Some crucial genetic mechanism that had mutated hundreds of years ago had been passed on through the generations, resulting in immunity to the modern-day plague.

Most of us have no such genetic weaponry. Good health practices and access to medical services help protect most people against deadly viral and bacterial diseases. But for those infected, keeping their immune systems strong with drugs and other therapies is the only way to manage disease and ensure a good quality of life.

Research in immunology, the science devoted to the immune system, has never been more urgent. Advances in understanding how the immune system works could translate into new drugs, treatments, and genetic therapies. University of Calgary Heritage researcher Dr. Julie Deans is delving into one of the most profound levels of the immune system - its signalling system.

The important machinery controlling each of the body's trillions of cells is housed inside the cell's plasma membrane. This inner micro-universe produces all the chemicals needed for cell signalling, the communication between cells. Not only a protective wall, the plasma membrane allows chemicals in and out of the cell.

With advances in technology and in cell research, the plasma membrane's complex make-up is emerging. Much more than a uniform layer, it is imbedded with protein sensors and divided into differentiated areas which allow specific events to occur apart from the rest of the membrane surface. The plasma membrane, it now appears, is key to cell signaling.

Dr. Deans explains, "The proteins on the surface of the cells sense their environment and receive signals that tell the cell what to do: to move, to change its function, to die."She is investigating a specific protein, called CD-20, found in the surface of an immune cell called a B-cell, that controls B-cell activation. B-cells are also known as lymphocytes, part of the immune system involved in long-term, adaptive immunity. If you are infected with measles as a child, you won't get it again as an adult because the immune system recognizes foreign things it has seen before, and adapts.

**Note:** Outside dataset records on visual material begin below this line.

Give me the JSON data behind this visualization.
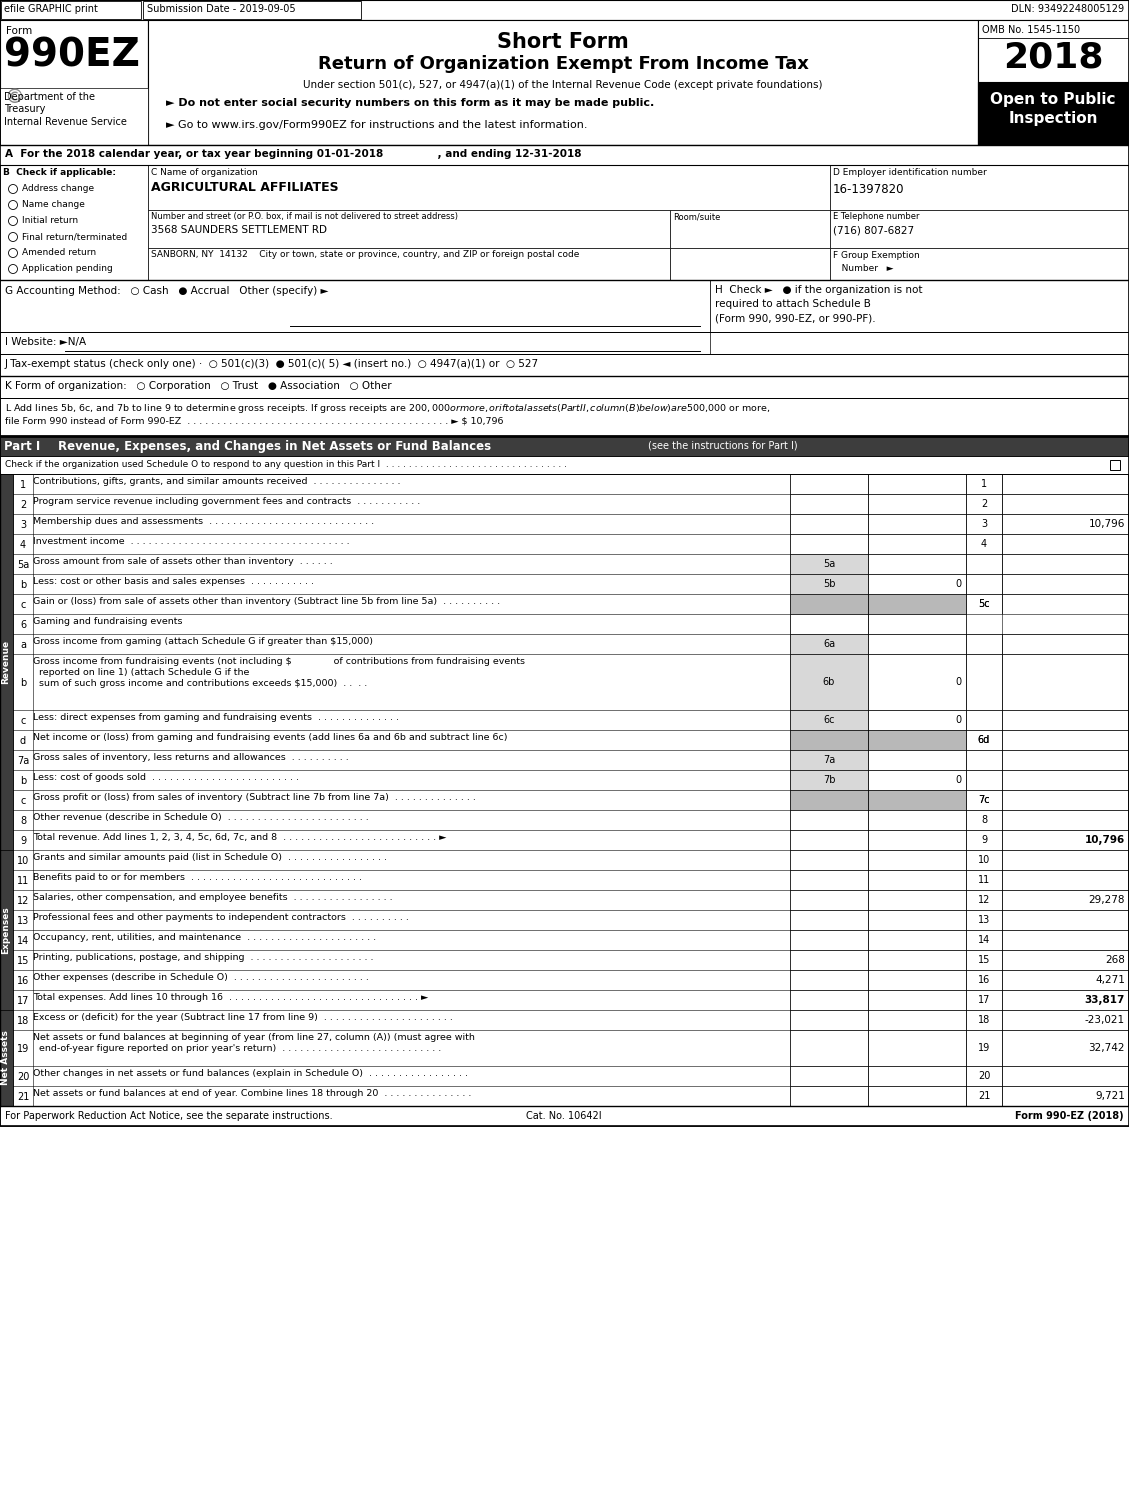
{
  "title_line1": "Short Form",
  "title_line2": "Return of Organization Exempt From Income Tax",
  "subtitle": "Under section 501(c), 527, or 4947(a)(1) of the Internal Revenue Code (except private foundations)",
  "form_number": "990EZ",
  "year": "2018",
  "omb": "OMB No. 1545-1150",
  "efile_text": "efile GRAPHIC print",
  "submission_date": "Submission Date - 2019-09-05",
  "dln": "DLN: 93492248005129",
  "dept_text": "Department of the\nTreasury\nInternal Revenue Service",
  "bullet1": "► Do not enter social security numbers on this form as it may be made public.",
  "bullet2": "► Go to www.irs.gov/Form990EZ for instructions and the latest information.",
  "section_A": "A  For the 2018 calendar year, or tax year beginning 01-01-2018               , and ending 12-31-2018",
  "org_name": "AGRICULTURAL AFFILIATES",
  "ein": "16-1397820",
  "street": "3568 SAUNDERS SETTLEMENT RD",
  "phone": "(716) 807-6827",
  "city": "SANBORN, NY  14132",
  "section_G": "G Accounting Method:   ○ Cash   ● Accrual   Other (specify) ►",
  "section_H_line1": "H  Check ►   ● if the organization is not",
  "section_H_line2": "required to attach Schedule B",
  "section_H_line3": "(Form 990, 990-EZ, or 990-PF).",
  "section_I": "I Website: ►N/A",
  "section_J": "J Tax-exempt status (check only one) ·  ○ 501(c)(3)  ● 501(c)( 5) ◄ (insert no.)  ○ 4947(a)(1) or  ○ 527",
  "section_K": "K Form of organization:   ○ Corporation   ○ Trust   ● Association   ○ Other",
  "section_L1": "L Add lines 5b, 6c, and 7b to line 9 to determine gross receipts. If gross receipts are $200,000 or more, or if total assets (Part II, column (B) below) are $500,000 or more,",
  "section_L2": "file Form 990 instead of Form 990-EZ  . . . . . . . . . . . . . . . . . . . . . . . . . . . . . . . . . . . . . . . . . . . . ► $ 10,796",
  "checkboxes_B": [
    "Address change",
    "Name change",
    "Initial return",
    "Final return/terminated",
    "Amended return",
    "Application pending"
  ],
  "rows": [
    {
      "num": "1",
      "label": "Contributions, gifts, grants, and similar amounts received  . . . . . . . . . . . . . . .",
      "has_ab": false,
      "ab_label": "",
      "ab_val": "",
      "value": "",
      "shade_ab": false,
      "bold": false,
      "section": "revenue"
    },
    {
      "num": "2",
      "label": "Program service revenue including government fees and contracts  . . . . . . . . . . .",
      "has_ab": false,
      "ab_label": "",
      "ab_val": "",
      "value": "",
      "shade_ab": false,
      "bold": false,
      "section": "revenue"
    },
    {
      "num": "3",
      "label": "Membership dues and assessments  . . . . . . . . . . . . . . . . . . . . . . . . . . . .",
      "has_ab": false,
      "ab_label": "",
      "ab_val": "",
      "value": "10,796",
      "shade_ab": false,
      "bold": false,
      "section": "revenue"
    },
    {
      "num": "4",
      "label": "Investment income  . . . . . . . . . . . . . . . . . . . . . . . . . . . . . . . . . . . . .",
      "has_ab": false,
      "ab_label": "",
      "ab_val": "",
      "value": "",
      "shade_ab": false,
      "bold": false,
      "section": "revenue"
    },
    {
      "num": "5a",
      "label": "Gross amount from sale of assets other than inventory  . . . . . .",
      "has_ab": true,
      "ab_label": "5a",
      "ab_val": "",
      "value": "",
      "shade_ab": false,
      "bold": false,
      "section": "revenue"
    },
    {
      "num": "b",
      "label": "Less: cost or other basis and sales expenses  . . . . . . . . . . .",
      "has_ab": true,
      "ab_label": "5b",
      "ab_val": "0",
      "value": "",
      "shade_ab": false,
      "bold": false,
      "section": "revenue"
    },
    {
      "num": "c",
      "label": "Gain or (loss) from sale of assets other than inventory (Subtract line 5b from line 5a)  . . . . . . . . . .",
      "has_ab": false,
      "ab_label": "5c",
      "ab_val": "",
      "value": "",
      "shade_ab": true,
      "bold": false,
      "section": "revenue"
    },
    {
      "num": "6",
      "label": "Gaming and fundraising events",
      "has_ab": false,
      "ab_label": "",
      "ab_val": "",
      "value": "",
      "shade_ab": false,
      "bold": false,
      "section": "revenue",
      "header_only": true
    },
    {
      "num": "a",
      "label": "Gross income from gaming (attach Schedule G if greater than $15,000)",
      "has_ab": true,
      "ab_label": "6a",
      "ab_val": "",
      "value": "",
      "shade_ab": false,
      "bold": false,
      "section": "revenue"
    },
    {
      "num": "b",
      "label": "Gross income from fundraising events (not including $              of contributions from fundraising events\n  reported on line 1) (attach Schedule G if the\n  sum of such gross income and contributions exceeds $15,000)  . .  . .",
      "has_ab": true,
      "ab_label": "6b",
      "ab_val": "0",
      "value": "",
      "shade_ab": false,
      "bold": false,
      "section": "revenue",
      "multiline": true
    },
    {
      "num": "c",
      "label": "Less: direct expenses from gaming and fundraising events  . . . . . . . . . . . . . .",
      "has_ab": true,
      "ab_label": "6c",
      "ab_val": "0",
      "value": "",
      "shade_ab": false,
      "bold": false,
      "section": "revenue"
    },
    {
      "num": "d",
      "label": "Net income or (loss) from gaming and fundraising events (add lines 6a and 6b and subtract line 6c)",
      "has_ab": false,
      "ab_label": "6d",
      "ab_val": "",
      "value": "",
      "shade_ab": true,
      "bold": false,
      "section": "revenue"
    },
    {
      "num": "7a",
      "label": "Gross sales of inventory, less returns and allowances  . . . . . . . . . .",
      "has_ab": true,
      "ab_label": "7a",
      "ab_val": "",
      "value": "",
      "shade_ab": false,
      "bold": false,
      "section": "revenue"
    },
    {
      "num": "b",
      "label": "Less: cost of goods sold  . . . . . . . . . . . . . . . . . . . . . . . . .",
      "has_ab": true,
      "ab_label": "7b",
      "ab_val": "0",
      "value": "",
      "shade_ab": false,
      "bold": false,
      "section": "revenue"
    },
    {
      "num": "c",
      "label": "Gross profit or (loss) from sales of inventory (Subtract line 7b from line 7a)  . . . . . . . . . . . . . .",
      "has_ab": false,
      "ab_label": "7c",
      "ab_val": "",
      "value": "",
      "shade_ab": true,
      "bold": false,
      "section": "revenue"
    },
    {
      "num": "8",
      "label": "Other revenue (describe in Schedule O)  . . . . . . . . . . . . . . . . . . . . . . . .",
      "has_ab": false,
      "ab_label": "",
      "ab_val": "",
      "value": "",
      "shade_ab": false,
      "bold": false,
      "section": "revenue"
    },
    {
      "num": "9",
      "label": "Total revenue. Add lines 1, 2, 3, 4, 5c, 6d, 7c, and 8  . . . . . . . . . . . . . . . . . . . . . . . . . . ►",
      "has_ab": false,
      "ab_label": "",
      "ab_val": "",
      "value": "10,796",
      "shade_ab": false,
      "bold": true,
      "section": "revenue"
    },
    {
      "num": "10",
      "label": "Grants and similar amounts paid (list in Schedule O)  . . . . . . . . . . . . . . . . .",
      "has_ab": false,
      "ab_label": "",
      "ab_val": "",
      "value": "",
      "shade_ab": false,
      "bold": false,
      "section": "expenses"
    },
    {
      "num": "11",
      "label": "Benefits paid to or for members  . . . . . . . . . . . . . . . . . . . . . . . . . . . . .",
      "has_ab": false,
      "ab_label": "",
      "ab_val": "",
      "value": "",
      "shade_ab": false,
      "bold": false,
      "section": "expenses"
    },
    {
      "num": "12",
      "label": "Salaries, other compensation, and employee benefits  . . . . . . . . . . . . . . . . .",
      "has_ab": false,
      "ab_label": "",
      "ab_val": "",
      "value": "29,278",
      "shade_ab": false,
      "bold": false,
      "section": "expenses"
    },
    {
      "num": "13",
      "label": "Professional fees and other payments to independent contractors  . . . . . . . . . .",
      "has_ab": false,
      "ab_label": "",
      "ab_val": "",
      "value": "",
      "shade_ab": false,
      "bold": false,
      "section": "expenses"
    },
    {
      "num": "14",
      "label": "Occupancy, rent, utilities, and maintenance  . . . . . . . . . . . . . . . . . . . . . .",
      "has_ab": false,
      "ab_label": "",
      "ab_val": "",
      "value": "",
      "shade_ab": false,
      "bold": false,
      "section": "expenses"
    },
    {
      "num": "15",
      "label": "Printing, publications, postage, and shipping  . . . . . . . . . . . . . . . . . . . . .",
      "has_ab": false,
      "ab_label": "",
      "ab_val": "",
      "value": "268",
      "shade_ab": false,
      "bold": false,
      "section": "expenses"
    },
    {
      "num": "16",
      "label": "Other expenses (describe in Schedule O)  . . . . . . . . . . . . . . . . . . . . . . .",
      "has_ab": false,
      "ab_label": "",
      "ab_val": "",
      "value": "4,271",
      "shade_ab": false,
      "bold": false,
      "section": "expenses"
    },
    {
      "num": "17",
      "label": "Total expenses. Add lines 10 through 16  . . . . . . . . . . . . . . . . . . . . . . . . . . . . . . . . ►",
      "has_ab": false,
      "ab_label": "",
      "ab_val": "",
      "value": "33,817",
      "shade_ab": false,
      "bold": true,
      "section": "expenses"
    },
    {
      "num": "18",
      "label": "Excess or (deficit) for the year (Subtract line 17 from line 9)  . . . . . . . . . . . . . . . . . . . . . .",
      "has_ab": false,
      "ab_label": "",
      "ab_val": "",
      "value": "-23,021",
      "shade_ab": false,
      "bold": false,
      "section": "netassets"
    },
    {
      "num": "19",
      "label": "Net assets or fund balances at beginning of year (from line 27, column (A)) (must agree with\n  end-of-year figure reported on prior year's return)  . . . . . . . . . . . . . . . . . . . . . . . . . . .",
      "has_ab": false,
      "ab_label": "",
      "ab_val": "",
      "value": "32,742",
      "shade_ab": false,
      "bold": false,
      "section": "netassets",
      "multiline": true
    },
    {
      "num": "20",
      "label": "Other changes in net assets or fund balances (explain in Schedule O)  . . . . . . . . . . . . . . . . .",
      "has_ab": false,
      "ab_label": "",
      "ab_val": "",
      "value": "",
      "shade_ab": false,
      "bold": false,
      "section": "netassets"
    },
    {
      "num": "21",
      "label": "Net assets or fund balances at end of year. Combine lines 18 through 20  . . . . . . . . . . . . . . .",
      "has_ab": false,
      "ab_label": "",
      "ab_val": "",
      "value": "9,721",
      "shade_ab": false,
      "bold": false,
      "section": "netassets"
    }
  ],
  "footer_left": "For Paperwork Reduction Act Notice, see the separate instructions.",
  "footer_cat": "Cat. No. 10642I",
  "footer_right": "Form 990-EZ (2018)"
}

Tiny cave-like indentations called caveoli, found in most cell membranes, appear to be where some of the important signals are received and transmitted by proteins embedded in the membrane. Lymphocytes have structures similar to caveoli that are also likely to be important in cell signaling. These microdomains have a high density of lipid, and float like lily pads on the lymphocyte surface.

Understanding how CD-20 works eluded Dr. Deans initially. Then she discovered that CD-20 is not like other proteins; it is the first demonstration in a white blood cell of a protein that moves into the microdomains.

Dr. Deans suspects that CD-20 is involved in regulating antibody production, although just what message that CD-20 conveys to the microdomains requires further research. Currently, she is working on a number of related issues, including investigating the mechanisms that make CD-20 move. "If we can find out how it gets to the microdomains, then we might be able to control its movement," says Dr. Deans.

Controlling CD-20 has enormous implications in many disease areas. Autoimmune diseases such as lupus or asthma result when the body's immune system produces antibodies that attack healthy cells. If CD-20 could be regulated to stop making antibodies, new treatments for autoimmune diseases could be devised. Conversely, if CD-20 could be regulated to produce more antibodies in response to tumor cells, scientists could devise new therapies for cancer.

Most recently, a new treatment for non-Hodgkins lymphoma, a cancer of the B-cells in adults, has been developed that involves injections of the antibody to CD-20.

The big question that remains for Dr. Deans, however, is: What is it that's being controlled by CD-20? Her most recent research results show that CD-20 may not be unaccompanied on its signalling trips. Whether the mystery molecule with it is the driver or a passenger remains to be discovered.

Dr. Julie Deans is a Heritage Scholar at the University of Calgary. She also receives support from the Medical Research Council of Canada.